I’ve featured their videos on the blog before but I thought it would be cool to finally take a look at their music in depth, so the new album was a perfect excuse to do that. It kicks off with Youth, a bouncing siren and tribal theme with the funky dance rhythm moving in swiftly. Ethereal vocals accompany it, which gives it a bit more interest than a straight club anthem. A catchy refrain mixes with the electronic soundscape before it peters out into a thumping club ending.
Naturally, electropop in the style that Fenech-Soler have cultivated is always going to be popular on the clubbing scene. In Our Blood, Somebody and Glow all have sections which are much better for letting your hair down to on a Saturday night as opposed to sitting and listening to. However, all of these tracks also have some resonating vocals which are sung in a rippling, distorted fashion which is something that certainly sets it apart from typical dance outfits.
Visiting the pop rock genre, All I Know is the perfect catchy track for singing along to. It reminded me of the work of Cobra Starship who know how to merge the electronica tricks with straight-up melodic singing. A catchy rhythm and chorus are key components for a hit song and All I Know is just one song on this album that has both. Another is Last Forever, which I’m still singing despite it being the fifth song on an album of twelve. Due to its toe-tapping beat and melodic, echoing vocal, it’s probably the most well-rounded track on the album.
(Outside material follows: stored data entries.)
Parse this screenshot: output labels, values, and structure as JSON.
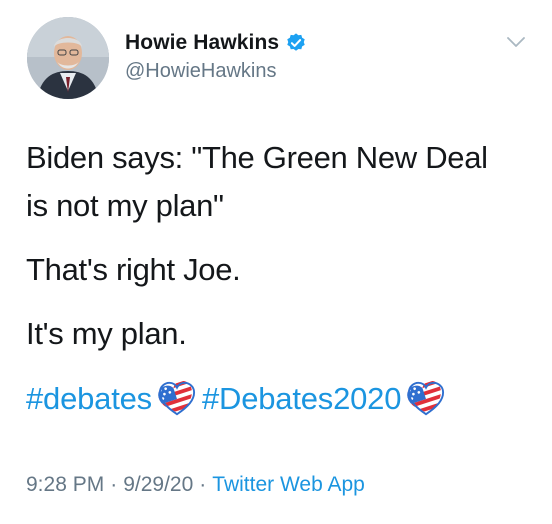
{
  "author": {
    "display_name": "Howie Hawkins",
    "handle": "@HowieHawkins",
    "verified": true
  },
  "tweet": {
    "lines": [
      "Biden says: \"The Green New Deal",
      "is not my plan\"",
      "That's right Joe.",
      "It's my plan."
    ],
    "hashtags": [
      "#debates",
      "#Debates2020"
    ],
    "hashtag_emoji": "heart-icon",
    "time": "9:28 PM",
    "date": "9/29/20",
    "separator": "·",
    "source": "Twitter Web App"
  },
  "colors": {
    "link": "#1b95e0",
    "muted": "#657786",
    "text": "#14171a"
  }
}
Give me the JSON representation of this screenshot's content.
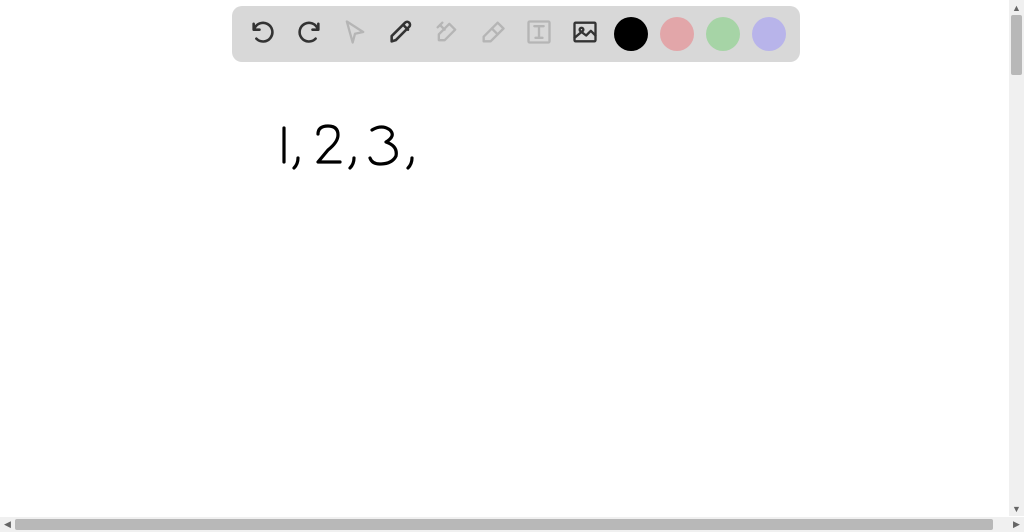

It’s not all high-energy as seen on Fading and Two Cities. The former features chiming synths and a simple drum with falling vocals. It’s perfect for chilling out in a relaxed atmosphere and as a result, I think it would do well as a single. Two Cities has a more downbeat rhythm than what we’re used to from them. Eerie wailing vocals and electronic slides create an atmosphere that isn’t there on the other tracks. It’s an interesting song that will lull you to sleep due to its laid-back and simple nature. Maiyu is another interesting case. Ethereal magical chimes create a whimsical eastern feel which combine with electronic bounces to provide us with something very different. Just to throw us off the track even further, a jazz element is definitely in the electronica which hasn’t been seen before and is never seen again.
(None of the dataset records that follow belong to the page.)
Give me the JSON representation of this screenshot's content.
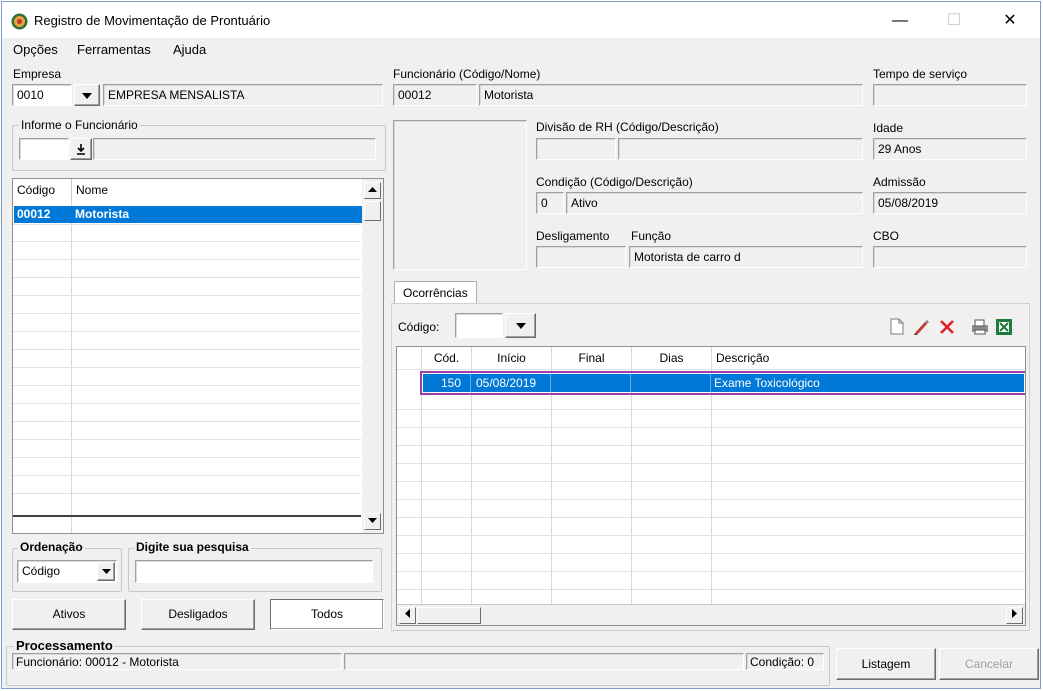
{
  "window": {
    "title": "Registro de Movimentação de Prontuário",
    "minimize": "—",
    "maximize": "☐",
    "close": "✕"
  },
  "menu": [
    "Opções",
    "Ferramentas",
    "Ajuda"
  ],
  "empresa": {
    "label": "Empresa",
    "code": "0010",
    "name": "EMPRESA MENSALISTA"
  },
  "informe": {
    "label": "Informe o Funcionário"
  },
  "employee_list": {
    "headers": [
      "Código",
      "Nome"
    ],
    "rows": [
      {
        "code": "00012",
        "name": "Motorista"
      }
    ]
  },
  "ordenacao": {
    "label": "Ordenação",
    "value": "Código"
  },
  "pesquisa": {
    "label": "Digite sua pesquisa",
    "value": ""
  },
  "filter_buttons": {
    "ativos": "Ativos",
    "desligados": "Desligados",
    "todos": "Todos"
  },
  "funcionario": {
    "label": "Funcionário (Código/Nome)",
    "code": "00012",
    "name": "Motorista"
  },
  "tempo_servico": {
    "label": "Tempo de serviço",
    "value": ""
  },
  "divisao": {
    "label": "Divisão de RH (Código/Descrição)",
    "code": "",
    "desc": ""
  },
  "idade": {
    "label": "Idade",
    "value": "29 Anos"
  },
  "condicao": {
    "label": "Condição (Código/Descrição)",
    "code": "0",
    "desc": "Ativo"
  },
  "admissao": {
    "label": "Admissão",
    "value": "05/08/2019"
  },
  "desligamento": {
    "label": "Desligamento",
    "value": ""
  },
  "funcao": {
    "label": "Função",
    "value": "Motorista de carro d"
  },
  "cbo": {
    "label": "CBO",
    "value": ""
  },
  "ocorrencias": {
    "tab_label": "Ocorrências",
    "codigo_label": "Código:",
    "codigo_value": "",
    "headers": [
      "Cód.",
      "Início",
      "Final",
      "Dias",
      "Descrição"
    ],
    "rows": [
      {
        "cod": "150",
        "inicio": "05/08/2019",
        "final": "",
        "dias": "",
        "descricao": "Exame Toxicológico"
      }
    ]
  },
  "processamento": {
    "label": "Processamento",
    "status": "Funcionário: 00012 - Motorista",
    "condicao": "Condição: 0"
  },
  "bottom_buttons": {
    "listagem": "Listagem",
    "cancelar": "Cancelar"
  },
  "colors": {
    "selection": "#0078d7",
    "highlight_border": "#9b3fa6",
    "window_bg": "#f0f0f0"
  }
}
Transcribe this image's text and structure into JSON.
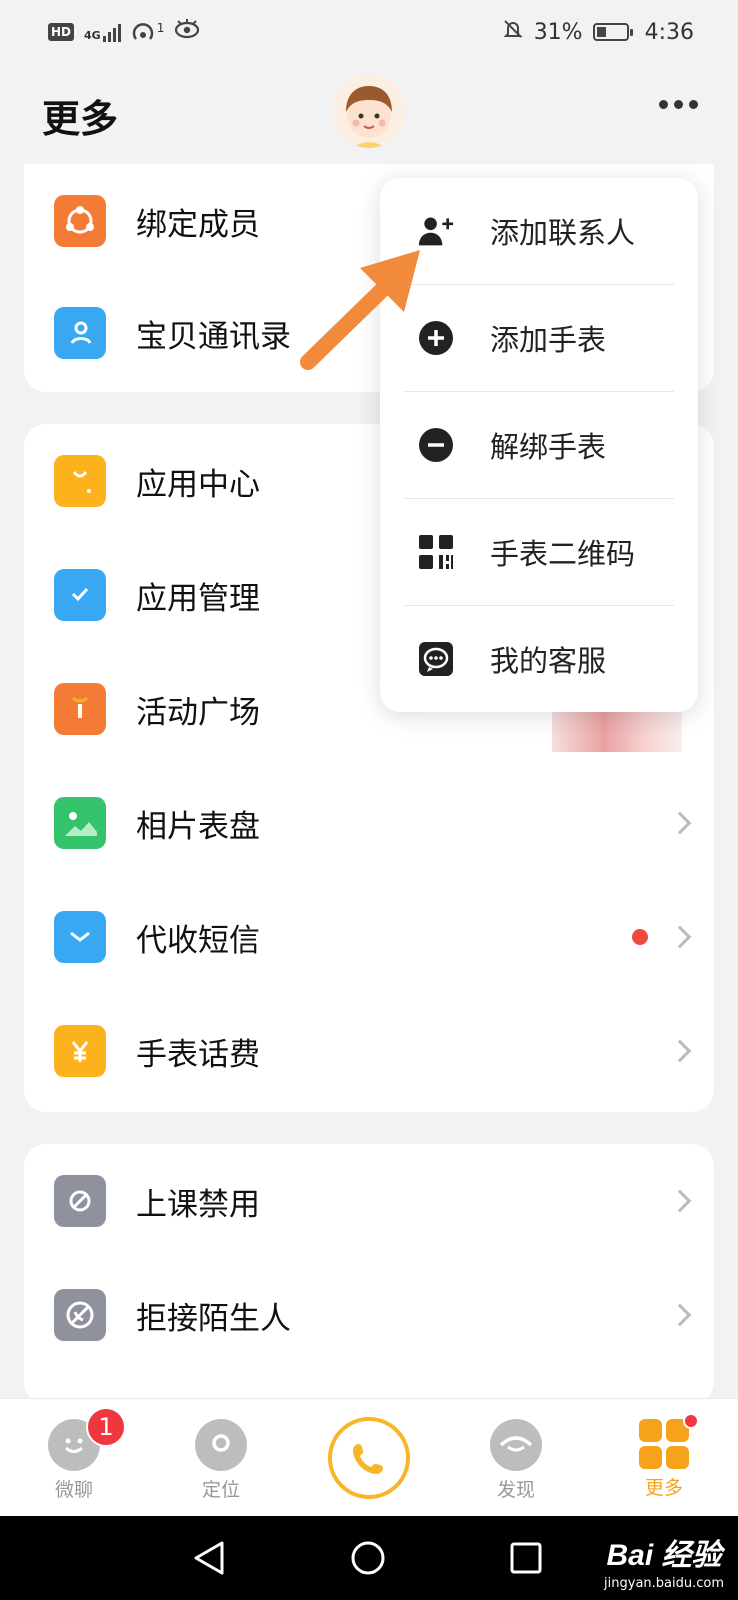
{
  "status_bar": {
    "hd": "HD",
    "net": "4G",
    "hotspot_count": "1",
    "battery_percent": "31%",
    "time": "4:36"
  },
  "header": {
    "title": "更多"
  },
  "card1": {
    "items": [
      {
        "label": "绑定成员",
        "icon": "share-bind-icon",
        "color": "#f47b35"
      },
      {
        "label": "宝贝通讯录",
        "icon": "contacts-book-icon",
        "color": "#39a8f3"
      }
    ]
  },
  "card2": {
    "items": [
      {
        "label": "应用中心",
        "icon": "shopping-bag-icon",
        "color": "#fbb21c"
      },
      {
        "label": "应用管理",
        "icon": "check-manage-icon",
        "color": "#39a8f3"
      },
      {
        "label": "活动广场",
        "icon": "gift-box-icon",
        "color": "#f47b35"
      },
      {
        "label": "相片表盘",
        "icon": "photo-icon",
        "color": "#34c26a"
      },
      {
        "label": "代收短信",
        "icon": "mail-icon",
        "color": "#39a8f3"
      },
      {
        "label": "手表话费",
        "icon": "yuan-icon",
        "color": "#fbb21c"
      }
    ]
  },
  "card3": {
    "items": [
      {
        "label": "上课禁用",
        "icon": "watch-disable-icon",
        "color": "#8f919c"
      },
      {
        "label": "拒接陌生人",
        "icon": "reject-call-icon",
        "color": "#8f919c"
      }
    ]
  },
  "dropdown": {
    "items": [
      {
        "label": "添加联系人",
        "icon": "add-contact-icon"
      },
      {
        "label": "添加手表",
        "icon": "plus-circle-icon"
      },
      {
        "label": "解绑手表",
        "icon": "minus-circle-icon"
      },
      {
        "label": "手表二维码",
        "icon": "qr-code-icon"
      },
      {
        "label": "我的客服",
        "icon": "customer-service-icon"
      }
    ]
  },
  "tabbar": {
    "chat": {
      "label": "微聊",
      "badge": "1"
    },
    "location": {
      "label": "定位"
    },
    "discover": {
      "label": "发现"
    },
    "more": {
      "label": "更多"
    }
  },
  "colors": {
    "accent": "#f7a21b",
    "badge": "#f0373f",
    "arrow": "#f28a3c"
  },
  "watermark": {
    "main": "Bai 经验",
    "sub": "jingyan.baidu.com"
  }
}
The two short snippets of music that give the album its name, Ritual I and Ritual II are welcoming interludes to the main action. The first reminded me of Ellie Goulding’s Anything Could Happen, due its bright synths and resonating atmospheric vocal. The second has quite an aggressive tone with a bouncing electronic and a rising piano line. However, the floaty vocal softens it and the space-age ending allows it to drift off into the atmosphere. Each evoking a different emotion, the Rituals summarise Fenech-Soler’s current age perfectly.
Rituals is an album which has some really lovely sounds on it. Patterns depicted by metallic, electronic tones galore, a beautiful atmospheric vocal and the odd twist. It’s definitely one to get a party started but at the same time, you can sit and ponder over the intricate pictures that the music paint and make you own decision about what it all means.